2021/2/19
・原発事故の近隣の村。住民たちがバラバラになっていくなか、小学五年生の空が「映画」を撮ろうとする話。
・空の役は町田誠也さん。実年齢からは遠く離れた少年役を、小学五年生の未熟さを逸脱することなく、とにかく明るく演じる。
・町田さんの出演作は何度か見ているけど、ここまで作品全体の軸になる役は珍しいかも。モノローグも多い。
・厳しい状況でも、少年の目線なら明るく描ける。

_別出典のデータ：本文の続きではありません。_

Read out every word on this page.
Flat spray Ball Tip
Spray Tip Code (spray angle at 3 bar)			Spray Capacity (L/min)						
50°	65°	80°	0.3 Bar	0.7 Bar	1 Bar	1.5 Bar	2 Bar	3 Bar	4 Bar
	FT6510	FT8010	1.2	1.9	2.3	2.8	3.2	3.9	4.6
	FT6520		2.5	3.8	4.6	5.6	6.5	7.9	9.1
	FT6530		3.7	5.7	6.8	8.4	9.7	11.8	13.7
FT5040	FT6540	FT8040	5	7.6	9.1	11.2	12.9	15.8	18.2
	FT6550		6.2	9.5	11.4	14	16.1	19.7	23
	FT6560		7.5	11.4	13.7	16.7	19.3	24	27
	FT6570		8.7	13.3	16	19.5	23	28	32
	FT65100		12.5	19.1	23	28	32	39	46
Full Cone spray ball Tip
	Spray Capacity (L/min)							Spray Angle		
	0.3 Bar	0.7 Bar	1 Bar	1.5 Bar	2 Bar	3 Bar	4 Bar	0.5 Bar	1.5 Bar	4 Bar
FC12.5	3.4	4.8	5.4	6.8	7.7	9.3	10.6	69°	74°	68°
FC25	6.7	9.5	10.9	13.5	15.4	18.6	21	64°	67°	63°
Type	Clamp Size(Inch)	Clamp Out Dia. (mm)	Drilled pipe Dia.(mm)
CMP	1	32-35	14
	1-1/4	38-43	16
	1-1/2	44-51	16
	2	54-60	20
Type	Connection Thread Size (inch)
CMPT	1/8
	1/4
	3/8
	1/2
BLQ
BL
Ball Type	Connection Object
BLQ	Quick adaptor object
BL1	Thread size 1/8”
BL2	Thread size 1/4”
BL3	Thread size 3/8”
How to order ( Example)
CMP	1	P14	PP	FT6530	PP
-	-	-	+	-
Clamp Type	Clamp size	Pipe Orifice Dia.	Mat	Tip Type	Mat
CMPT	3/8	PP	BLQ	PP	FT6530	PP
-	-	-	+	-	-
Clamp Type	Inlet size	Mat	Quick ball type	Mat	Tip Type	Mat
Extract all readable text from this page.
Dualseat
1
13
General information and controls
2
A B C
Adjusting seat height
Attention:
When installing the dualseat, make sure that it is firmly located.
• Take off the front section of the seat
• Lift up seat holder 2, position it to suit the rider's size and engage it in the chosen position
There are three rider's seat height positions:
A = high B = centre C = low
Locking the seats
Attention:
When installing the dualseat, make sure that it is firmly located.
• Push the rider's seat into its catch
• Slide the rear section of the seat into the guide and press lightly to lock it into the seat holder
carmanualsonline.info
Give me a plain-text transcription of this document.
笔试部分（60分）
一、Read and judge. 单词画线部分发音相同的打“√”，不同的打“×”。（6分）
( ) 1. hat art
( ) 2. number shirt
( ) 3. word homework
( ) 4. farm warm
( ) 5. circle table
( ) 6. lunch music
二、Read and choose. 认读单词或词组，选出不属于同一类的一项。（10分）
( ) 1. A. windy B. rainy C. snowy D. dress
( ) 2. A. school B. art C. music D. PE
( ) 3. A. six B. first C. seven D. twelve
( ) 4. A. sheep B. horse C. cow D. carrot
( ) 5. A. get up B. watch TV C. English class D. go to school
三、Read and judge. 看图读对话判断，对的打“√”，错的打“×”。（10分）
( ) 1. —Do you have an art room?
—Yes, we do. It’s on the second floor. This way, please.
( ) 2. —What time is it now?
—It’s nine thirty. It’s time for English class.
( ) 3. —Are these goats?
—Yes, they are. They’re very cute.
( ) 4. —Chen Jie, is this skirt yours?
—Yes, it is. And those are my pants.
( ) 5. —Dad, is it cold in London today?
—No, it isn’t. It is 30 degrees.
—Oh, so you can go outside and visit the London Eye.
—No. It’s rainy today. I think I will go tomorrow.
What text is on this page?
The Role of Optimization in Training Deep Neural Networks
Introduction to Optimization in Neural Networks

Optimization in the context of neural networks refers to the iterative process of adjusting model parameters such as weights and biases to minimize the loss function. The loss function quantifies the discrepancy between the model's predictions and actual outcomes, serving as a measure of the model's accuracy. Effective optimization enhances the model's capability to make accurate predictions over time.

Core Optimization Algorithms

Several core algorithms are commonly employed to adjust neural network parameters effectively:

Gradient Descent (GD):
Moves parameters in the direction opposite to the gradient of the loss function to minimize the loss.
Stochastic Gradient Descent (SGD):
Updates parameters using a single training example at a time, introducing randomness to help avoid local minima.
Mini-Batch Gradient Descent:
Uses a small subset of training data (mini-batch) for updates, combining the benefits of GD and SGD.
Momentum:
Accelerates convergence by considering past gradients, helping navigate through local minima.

映画の『ジョジョ・ラビット』を連想する。
・あと、シリア空爆のドキュメンタリー映画というと、たまたま、難民映画祭で見た『目を閉じれば、いつもそこに』を思い出す。
・監督の藤井沙織さんも女性なので本作のモデルかと思ったりもしたけど、必ずしも女性が演じなくてもよい役かも。山木真綾さんの最初のモノローグよかった。
・日本とシリアくらい離れていても、故郷を離れざるを得ない人々という点で地続きの問題とも言える。
・ただ、戦争はもちろん、津波や感染症と比べても、放射能の危険性は実感しにくい。今のコロナ禍と重ねる見方もあるけど、別次元の難しさという感じがする。
・演出の戸塚直人さんがあいさつ文で触れていたけど、現実に起きた悲劇に対して、「当事者か否か」で線引きするのはあまり有効ではないと思う。
・結局、当事者かどうかはグラデーションだから、線引きしようとするとどこまでも分裂してしまう。
・当事者か否かの二項対立ではなく、人の数だけ立場があって、座標のどのへんにいるかのほうが考えやすい。
・最終的には当事者かどうかではなく、題材に対して誠実かどうかが問われる。
・自分自身も肝に銘じておきたい。
・当事者かどうか線を引く引かないの話は、いろんな分野で応用が利きそうで、何か考えるときの補助線にできる話だった。
・あと、車椅子の役者さんがいると、作品上の意味を考えがちだけど、作品に馴染んでいれば車椅子でも車椅子でなくても大きな問題はないことがわかった。勉強になる。
・ちなみに、座・れらの発行の演劇誌「風」に、福島県から避難された方のお話が載っていて読み応えあった。こういうお話は時間が経つほど得難くなっていくので、文章に残すことはとても重要だと思う。